Mary Moore Bremer was born to a prosperous white family in South Carolina (her father was a surgeon with the Confederate Infantry), but moved to New Orleans in 1920 with her hubsand. In 1932, she wrote her first edition of this classic Creole cookbook, possibly as a side project related to her husband's popular guidebook at the time. New Orleans Recipes, which was quite popular at the time, and was sold in tourist and souvenir shops all throughout New Orleans and the Gulf Coast.

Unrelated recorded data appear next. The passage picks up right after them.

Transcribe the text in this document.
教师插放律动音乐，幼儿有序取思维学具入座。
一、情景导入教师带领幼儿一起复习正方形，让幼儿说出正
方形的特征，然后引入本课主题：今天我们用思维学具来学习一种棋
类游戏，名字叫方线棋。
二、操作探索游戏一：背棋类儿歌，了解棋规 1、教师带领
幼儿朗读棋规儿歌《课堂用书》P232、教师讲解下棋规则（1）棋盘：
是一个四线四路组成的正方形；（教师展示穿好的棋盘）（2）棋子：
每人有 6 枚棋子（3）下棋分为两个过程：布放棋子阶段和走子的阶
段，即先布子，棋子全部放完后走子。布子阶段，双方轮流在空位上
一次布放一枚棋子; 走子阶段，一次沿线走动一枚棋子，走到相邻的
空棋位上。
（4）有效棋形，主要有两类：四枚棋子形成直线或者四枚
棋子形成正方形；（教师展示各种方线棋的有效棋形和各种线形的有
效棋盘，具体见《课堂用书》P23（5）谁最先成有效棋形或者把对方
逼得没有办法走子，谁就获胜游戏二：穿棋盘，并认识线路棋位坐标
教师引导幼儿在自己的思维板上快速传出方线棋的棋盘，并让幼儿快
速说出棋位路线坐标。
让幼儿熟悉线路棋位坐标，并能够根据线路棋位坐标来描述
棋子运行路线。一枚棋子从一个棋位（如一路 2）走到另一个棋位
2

Clearly, we know that the picture of the woman in traditional housekeeping dress on the front cover is not Ms. Bremer. In fact, the use of pictures of "Mammy" or "Aunt Jemima" were often used on cookbook illustrations to give the book more of a down home feel during a time when feelings towards the "Old South" were reaching a fervor. If you would like to learn more about about historical depictions of black cooks in culinary media, please read Toni Tipton-Martin's excellent book, The Jemima Code.
For a larger, non-culinary, view of "The Lost Cause," please know that there are many ongoing robust research projects and discussions that cover this fascinating part of history. Many of which cover the significant work done by women's groups like the United Daughters of the Confederacy in the areas of community fundraising, educational reform, and monument-building. At Blackbird Cookbooks, we believe that these types of historical analyses and stories are an important factor in the discussion of our collective American foodways, but particularly in the complex history of the South.
Condition: Used, Good with some front page markings. Pages are intact with very little markings/stains. Please note that this edition was published in 1955 by Dorothea Thompson.